Eu não podia culpá-los. Quando ouvi os urros e disparos explodindo na cidade, eu também quis correr para o mais longe possível. Mas eu não podia simplesmente virar as costas para aqueles que nunca as viraram para mim.

Implorei para meus dedos que parassem de tremer e então conectei o cabo do meu aprimoramento ao painel que controlava o fluxo de energia.

Se o Arkadi de anos atrás pudesse ver o risco eu estava correndo agora para que aquela causa pudesse ter mais alguns suspiros, ele teria pensado que, em algum ponto do caminho, eu enlouqueci.
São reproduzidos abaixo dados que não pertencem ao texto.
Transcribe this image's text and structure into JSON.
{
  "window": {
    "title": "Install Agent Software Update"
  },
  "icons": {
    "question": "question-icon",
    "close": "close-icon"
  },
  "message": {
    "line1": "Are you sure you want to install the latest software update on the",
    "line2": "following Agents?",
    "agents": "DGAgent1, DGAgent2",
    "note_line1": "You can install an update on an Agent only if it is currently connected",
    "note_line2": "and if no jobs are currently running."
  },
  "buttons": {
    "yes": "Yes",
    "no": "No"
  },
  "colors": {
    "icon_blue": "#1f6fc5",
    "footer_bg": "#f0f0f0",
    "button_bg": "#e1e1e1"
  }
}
Ele não entenderia como viver poderia ter caído tanto nas minhas prioridades e me imploraria para fugir dali o mais rápido possível, mas eu não podia abandonar aquela causa que, abaixo dos meus pés, mantivera minha cabeça acima da superfície. Agora eu precisava fazer o mesmo por Venerna.

Ultrapassei as barreiras que impediam o acesso aos controles e ativei a permissão para que os cartuchos pudessem ser desconectados. Korrok e eu imediatamente as arrancamos de seus postos e jogamos em um túnel na parede para as naves de transporte o mais rápido que conseguíamos, até o cansaço ser audível nas nossas respirações. A cada capsula removida os sons mecânicos de Venerna diminuíam mais e mais, tornando os gritos acima mais audíveis e as minhas mãos mais trêmulas.

Éramos como marinheiros, jogando água para fora de um barco que afundava no meio de uma tempestade inescapável... Que as profundezas tivessem piedade das nossas almas.

– Você imaginou que isso iria acontecer? – Murmurei.

– Eu seria estúpido se não... Mas isso é como a morte, Phaga: sabemos que virá, mas nunca a esperamos.

Eu me perguntava o quão perto eu podia estar da minha... Mas, antes que eu pudesse chegar a alguma resposta, Korrok lançou um dos cartuchos no túnel com mais força do que as outras, tão atormentado com toda aquela situação quanto eu.

– Cuidado com elas. – Avisei. – Você não vai querer quebrar alguma delas.

Korrok me observou por um instante e confirmou em silêncio.

– Quantas você acha que vamos precisar, Phaga?

– Depende de quanto tempo a revolução ainda vai durar.

O vorrampe se empertigou, sua imponente estatura vermelha alimentada por um impulso de determinação que despertou calafrios na minha coluna.

– Nós vamos acabar logo com isso. – Ele rosnou e pousou sua garra sobre o meu ombro. – Estamos chegando ao fim de tudo, amigo... E então finalmente teremos justiça. Pela vitória; ou pela morte.

Tinha eu feito tanto para que qualquer final que me encontrasse fosse justo?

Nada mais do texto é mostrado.